Das Menschenrechtsmedienprojekt OVD-Info hat einen Bericht über politische Repressionen zwischen 2011-2014 in Russland vorgelegt, der sich auf politische Verfolgungen von AktivistInnen über das russische Gesetzbuch über Ordnungswidrigkeiten („Administratiwnyje prawonaruschenija“) fokkusiert.
Das Menschenrechtsmedienprojekt OVD-Info hat einen Bericht über politische Repressionen zwischen 2011-2014 in Russland vorgelegt, der sich auf politische Verfolgungen von AktivistInnen über das russische Gesetzbuch über Ordnungswidrigkeiten („Administratiwnyje prawonaruschenija“) fokkusiert.
Die AutorInnen der Studie weisen darauf hin, dass diese Art von staatlicher Strafverfolgung gewöhnlich nicht als eigener politischer Repressionsbestand aufgeführt wird, weder in russischen noch in internationalen Studien. Der Bericht versteht unter einer solchen Verfolgung widerrechtliche Vorwürfe bezüglich Ordnungswidrigkeiten, die dem Druck und der Einschüchterung von AktivistInnen dienen: „Verwaltungsverfahren sind meist ungefährlicher als Strafbestände nach Strafgesetzbuch, wobei dies nicht immer der Fall ist: In manchen Verwaltungsverfahren kann die Strafe höher ausfallen als bei Verfahren nach Strafgesetzbuch.
Dies ist beispielsweise typisch beim angewendeten Verwaltungsverfahren gegen TeilnehmerInnen von öffentlichen Veranstaltungen nach Artikel 20.2 (Verletzung der öffentlichen Ordnung durch Organisation oder Beteiligung an Massenveranstaltungen) und bei Artikel 20.2.2 des Gesetzbuches über Ordnungswidrigkeiten (Zusammenführung von einer großen Anzahl an Bürgern an öffentlichen Plätzen, die zu einer Störung der öffentlichen Ordnung führt).“
Die weit verbreitete Anwendung des Verwaltungsgesetzbuches aus politischen Gründen führt zu einer erheblichen Verringerung von zivilgesellschaftlichem Engagement
Verwaltungsverfahren sind mit zahlreichen Problemen für die Beschuldigten verbunden. Erstens werden die Daten des Beschuldigten in die Datenbank der Polizei eingegeben, was zu einer erhöhten Überwachung durch die Ordnungskräfte führt. Hierdurch ist ein erheblich höheres Risiko für zukünftige Verfolgung vorhanden. Zum Zweiten können Beschuldigungen zu Problemen am Arbeitsplatz oder an der Universität führen.
Die weit verbreitete Anwendung von Verwaltungsverfahren führte in Jahren 2011-2014 zu einer Verringerung von zivilgesellschaftlichem Engagement. Ein letztes Problem für AktivistInnen bei der Anwendung des Gesetzbuches für Ordnungswidrigkeiten bestehen darin, dass – im Gegensatz zu Verfahren nach Strafgesetzbuch – diese weniger für politische Öffentlichkeitsarbeit und damit verbundenen zivilgesellschaftlichen Schutz taugen.

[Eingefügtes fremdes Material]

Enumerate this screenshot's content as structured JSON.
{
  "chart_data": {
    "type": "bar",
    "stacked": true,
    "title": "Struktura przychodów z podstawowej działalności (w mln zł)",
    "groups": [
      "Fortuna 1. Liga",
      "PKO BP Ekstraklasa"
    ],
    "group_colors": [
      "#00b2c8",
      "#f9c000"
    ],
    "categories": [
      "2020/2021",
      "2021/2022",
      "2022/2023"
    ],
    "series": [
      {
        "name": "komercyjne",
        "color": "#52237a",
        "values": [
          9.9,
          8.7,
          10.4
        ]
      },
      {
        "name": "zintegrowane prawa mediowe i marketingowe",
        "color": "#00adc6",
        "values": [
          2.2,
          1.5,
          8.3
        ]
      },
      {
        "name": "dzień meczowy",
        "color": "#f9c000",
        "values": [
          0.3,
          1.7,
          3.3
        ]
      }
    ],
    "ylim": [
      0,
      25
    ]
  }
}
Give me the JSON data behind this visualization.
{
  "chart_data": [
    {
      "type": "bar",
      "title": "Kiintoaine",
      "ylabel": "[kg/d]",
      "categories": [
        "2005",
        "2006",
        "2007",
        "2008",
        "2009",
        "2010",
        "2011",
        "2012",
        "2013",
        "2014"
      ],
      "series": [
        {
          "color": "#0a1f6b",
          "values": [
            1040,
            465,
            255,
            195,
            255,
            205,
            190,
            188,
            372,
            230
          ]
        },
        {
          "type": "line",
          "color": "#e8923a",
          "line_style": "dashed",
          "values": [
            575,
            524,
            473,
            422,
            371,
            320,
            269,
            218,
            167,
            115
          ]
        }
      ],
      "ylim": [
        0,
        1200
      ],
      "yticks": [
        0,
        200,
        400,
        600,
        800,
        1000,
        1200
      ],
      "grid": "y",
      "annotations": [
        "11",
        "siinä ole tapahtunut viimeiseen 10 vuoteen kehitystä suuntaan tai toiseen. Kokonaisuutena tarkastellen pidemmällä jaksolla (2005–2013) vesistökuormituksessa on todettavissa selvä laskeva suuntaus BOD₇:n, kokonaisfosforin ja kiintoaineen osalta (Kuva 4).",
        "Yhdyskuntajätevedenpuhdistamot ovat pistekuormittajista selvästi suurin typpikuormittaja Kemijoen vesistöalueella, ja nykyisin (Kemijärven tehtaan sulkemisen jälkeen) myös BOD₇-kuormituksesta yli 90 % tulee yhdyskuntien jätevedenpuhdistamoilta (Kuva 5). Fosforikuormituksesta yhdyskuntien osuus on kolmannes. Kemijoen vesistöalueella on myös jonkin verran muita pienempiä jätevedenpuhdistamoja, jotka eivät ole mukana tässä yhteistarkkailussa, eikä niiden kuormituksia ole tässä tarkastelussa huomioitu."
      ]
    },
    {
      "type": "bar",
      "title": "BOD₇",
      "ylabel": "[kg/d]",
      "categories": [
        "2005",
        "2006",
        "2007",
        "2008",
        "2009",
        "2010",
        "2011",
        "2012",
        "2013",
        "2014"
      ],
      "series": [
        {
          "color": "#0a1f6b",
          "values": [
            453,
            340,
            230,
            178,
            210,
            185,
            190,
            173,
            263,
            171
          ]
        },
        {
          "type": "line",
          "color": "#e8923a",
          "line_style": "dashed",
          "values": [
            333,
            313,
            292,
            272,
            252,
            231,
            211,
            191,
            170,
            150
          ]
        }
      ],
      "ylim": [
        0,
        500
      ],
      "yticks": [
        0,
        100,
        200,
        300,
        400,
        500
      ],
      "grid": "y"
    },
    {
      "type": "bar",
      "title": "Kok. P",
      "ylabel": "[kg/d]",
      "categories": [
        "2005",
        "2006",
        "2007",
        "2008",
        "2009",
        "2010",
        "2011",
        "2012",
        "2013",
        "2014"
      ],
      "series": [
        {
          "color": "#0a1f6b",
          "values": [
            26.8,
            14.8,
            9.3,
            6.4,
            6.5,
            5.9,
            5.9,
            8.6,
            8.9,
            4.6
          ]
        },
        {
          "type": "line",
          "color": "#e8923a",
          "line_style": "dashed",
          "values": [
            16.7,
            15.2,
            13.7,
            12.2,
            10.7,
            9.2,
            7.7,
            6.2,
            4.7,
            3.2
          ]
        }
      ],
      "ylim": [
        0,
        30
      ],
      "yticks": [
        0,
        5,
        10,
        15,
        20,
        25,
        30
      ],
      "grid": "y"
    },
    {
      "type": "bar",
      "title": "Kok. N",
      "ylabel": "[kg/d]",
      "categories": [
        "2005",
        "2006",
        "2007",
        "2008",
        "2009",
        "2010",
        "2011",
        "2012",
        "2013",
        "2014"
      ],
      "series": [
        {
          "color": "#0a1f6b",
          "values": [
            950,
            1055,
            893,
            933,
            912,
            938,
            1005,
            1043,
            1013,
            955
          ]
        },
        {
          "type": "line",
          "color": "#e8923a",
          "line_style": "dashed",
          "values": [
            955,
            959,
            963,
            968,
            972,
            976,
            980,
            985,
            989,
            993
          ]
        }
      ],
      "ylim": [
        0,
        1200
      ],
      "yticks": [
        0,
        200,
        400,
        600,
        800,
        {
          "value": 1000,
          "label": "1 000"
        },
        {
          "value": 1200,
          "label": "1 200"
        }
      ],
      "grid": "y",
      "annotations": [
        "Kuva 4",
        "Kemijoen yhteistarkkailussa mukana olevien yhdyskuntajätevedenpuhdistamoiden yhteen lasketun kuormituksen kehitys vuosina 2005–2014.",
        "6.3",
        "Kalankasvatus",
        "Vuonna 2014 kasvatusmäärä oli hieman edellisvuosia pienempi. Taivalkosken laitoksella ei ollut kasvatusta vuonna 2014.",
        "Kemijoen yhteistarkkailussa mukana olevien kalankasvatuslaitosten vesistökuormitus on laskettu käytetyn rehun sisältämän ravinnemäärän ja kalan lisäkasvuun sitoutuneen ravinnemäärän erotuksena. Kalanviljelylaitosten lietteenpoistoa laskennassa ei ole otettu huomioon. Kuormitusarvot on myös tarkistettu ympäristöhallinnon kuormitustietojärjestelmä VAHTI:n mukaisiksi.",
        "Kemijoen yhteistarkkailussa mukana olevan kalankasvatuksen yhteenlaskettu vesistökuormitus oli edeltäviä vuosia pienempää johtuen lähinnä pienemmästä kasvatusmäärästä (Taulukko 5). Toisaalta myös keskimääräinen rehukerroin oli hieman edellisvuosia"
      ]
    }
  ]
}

Die AutorInnen der Studie stellen fest, dass es in den letzten drei Jahren eine erhebliche Straffung des Verwaltungsrechtes stattgefunden hat. Dies ist durch die Gesetzesveränderungen durch die Staatsduma nachweisbar. Das Gesetzbuch für Ordnungswidrigkeiten durch weitere Artikel ergänzt, die ursprünglich Teil des Strafgesetzbuches waren. 2012 wurde ein Artikel bezüglich des „gleichzeitigem Aufenthaltes von Menschen im öffentlichen Raum“ eingeführt, 2013 ein Artikel über „Verbreitung von nicht-traditionellen politischen Beziehungen“ (Gesetz gegen Homosexuellen-Propaganda) implementiert. Andere Artikel, wie beispielsweise der zur Begrenzung der Versammlungsfreiheit, wurden mit höherer Bestrafung belegt. Als politisches Druckmittel werden ebenfalls häufig vermeintlich neutrale Gesetzesartikel benutzt, wie beispielsweise der Artikel bezüglich Wiedersetzung gegenüber Polizeigewalt (Artikel 19.3) oder der Artikel bezüglich leichten Rowdytums (Artikel 20.1).
OVD-Info (www.ovdinfo.org) ist ein Menschenrechtsmedienprojekt, das im Dezember 2011 als Reaktion auf die Massenverhaftungen bei den Protestkundgebungen in Moskau gegründet wurde. Die ProjektkoordinatorInnen beschäftigen sich mit dem Monitoring von Menschenrechtsverletzungen, staatlicher Willkür und Zwang gegenüber AktivistInnen durch die Polizei, Gerichte und Strafanstalten.